En 2013, Nicolas Maduro, président socialiste du Venezuela, comparait Hugo Chavez à Jésus. «Comme le prétendu fils de Dieu (sic), Hugo Chavez est venu protéger ceux qui n’avaient rien», avait-il déclaré dans un hommage rendu à son mentor et prédécesseur, cinq mois après sa mort.

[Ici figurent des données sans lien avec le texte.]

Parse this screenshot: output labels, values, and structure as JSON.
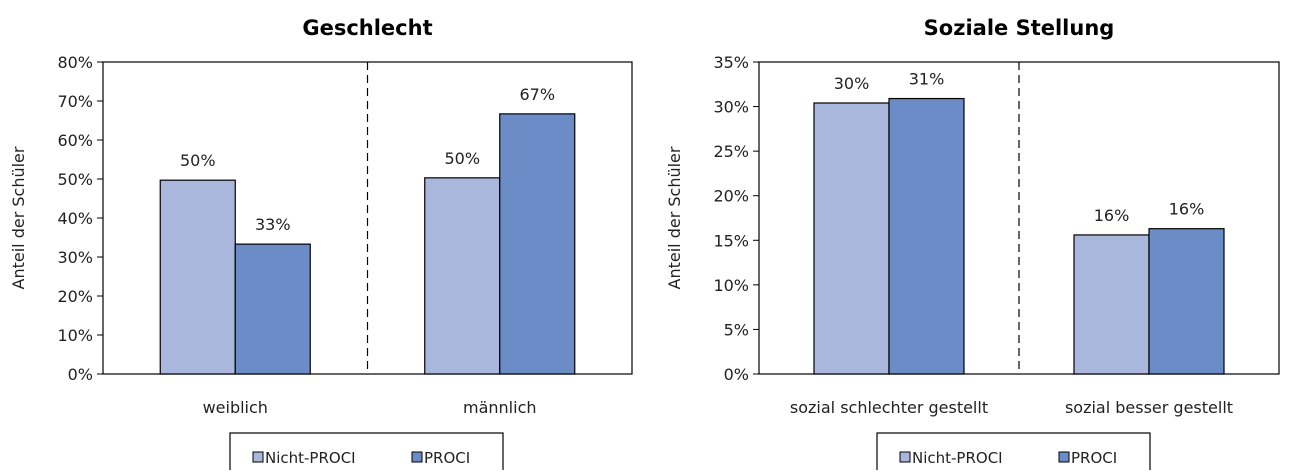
{
  "colors": {
    "nicht_proci": "#aab7dd",
    "proci": "#6b8cc6",
    "axis": "#000000",
    "divider": "#000000"
  },
  "chart_data": [
    {
      "type": "bar",
      "title": "Geschlecht",
      "ylabel": "Anteil der Schüler",
      "ylim": [
        0,
        80
      ],
      "yticks": [
        "0%",
        "10%",
        "20%",
        "30%",
        "40%",
        "50%",
        "60%",
        "70%",
        "80%"
      ],
      "categories": [
        "weiblich",
        "männlich"
      ],
      "series": [
        {
          "name": "Nicht-PROCI",
          "values": [
            49.7,
            50.3
          ],
          "labels": [
            "50%",
            "50%"
          ]
        },
        {
          "name": "PROCI",
          "values": [
            33.3,
            66.7
          ],
          "labels": [
            "33%",
            "67%"
          ]
        }
      ],
      "grid": false,
      "legend_position": "bottom"
    },
    {
      "type": "bar",
      "title": "Soziale Stellung",
      "ylabel": "Anteil der Schüler",
      "ylim": [
        0,
        35
      ],
      "yticks": [
        "0%",
        "5%",
        "10%",
        "15%",
        "20%",
        "25%",
        "30%",
        "35%"
      ],
      "categories": [
        "sozial schlechter gestellt",
        "sozial besser gestellt"
      ],
      "series": [
        {
          "name": "Nicht-PROCI",
          "values": [
            30.4,
            15.6
          ],
          "labels": [
            "30%",
            "16%"
          ]
        },
        {
          "name": "PROCI",
          "values": [
            30.9,
            16.3
          ],
          "labels": [
            "31%",
            "16%"
          ]
        }
      ],
      "grid": false,
      "legend_position": "bottom"
    }
  ]
}
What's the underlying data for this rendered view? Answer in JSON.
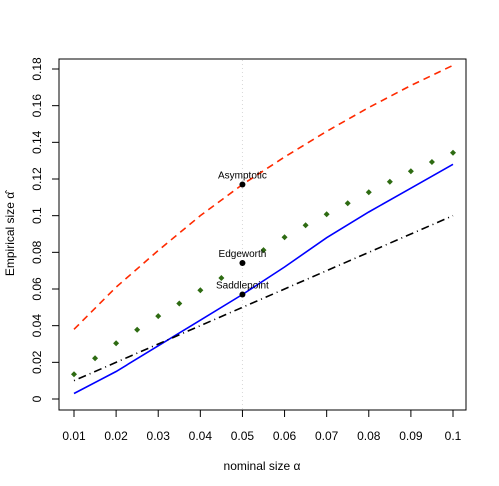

Pour Nicolas Maduro, Hugo Chavez était même le «Christ Rédempteur des pauvres» - rien que ça! - tandis que lui s’était proclamé son apôtre. Nicolas Maduro s’est par la suite fait remarquer pour d’autres propos tout aussi provocateurs et blasphématoires. Le 9 mars 2017, lors d’un rassemblement «Venezuela anti-impérialiste», il déclarait «Jésus-Christ et Allah sont frères en Dieu», étalant ainsi son manque criant de culture religieuse.

En pleine crise politique et humanitaire dans son pays, plus que jamais contesté - l’opposant et chef du parlement Juan Guaido est reconnu président légitime par un nombre croissant de pays - Nicolas Maduro multiplie désormais les signes d’ouverture envers les chrétiens, dans un style qui lui est propre. Il a récemment été filmé debout sur la tribune, au milieu de l’équipe de louange, lors d’un culte du Congrès des mouvements chrétiens pour la paix. Dans un discours prononcé début février devant les militaires, il a déclaré: «Je suis un ouvrier comme Jésus, le Christ Rédempteur. Chrétien du Christ, pas chrétien de la fausse soutane.» Notons que désormais pour lui, c’est bien Jésus le Christ Rédempteur. Il y a du mieux. Il a enfoncé le clou en déclarant dans un entretien télévisé diffusé le 4 février avoir envoyé une lettre au pape François lui signifiant être «au service de la cause du Christ» et lui demandant son aide, «dans un processus de facilitation et de renforcement du dialogue». Nicolas Maduro au service de la cause du Christ? Il y a de quoi rire jaune. Bien sûr, on peut très facilement voir dans cette attitude nouvelle la tentative désespérée du despote de trouver de nouveaux alliés. Son opportunisme semble évident. La démarche est pourtant bonne, si et quand elle est sincère. S’en remettre à Jésus quand tout est désespéré est l’attitude qu’il attend de nous. Reconnaître ses vrais attributs - rédempteur, souverain - est une manière de l’honorer. Mais l’Eternel ne laisse pas impuni celui qui utilise son nom pour tromper (Ex. 20, 7). Puisse Nicolas Maduro en avoir conscience et au besoin, corriger le tir?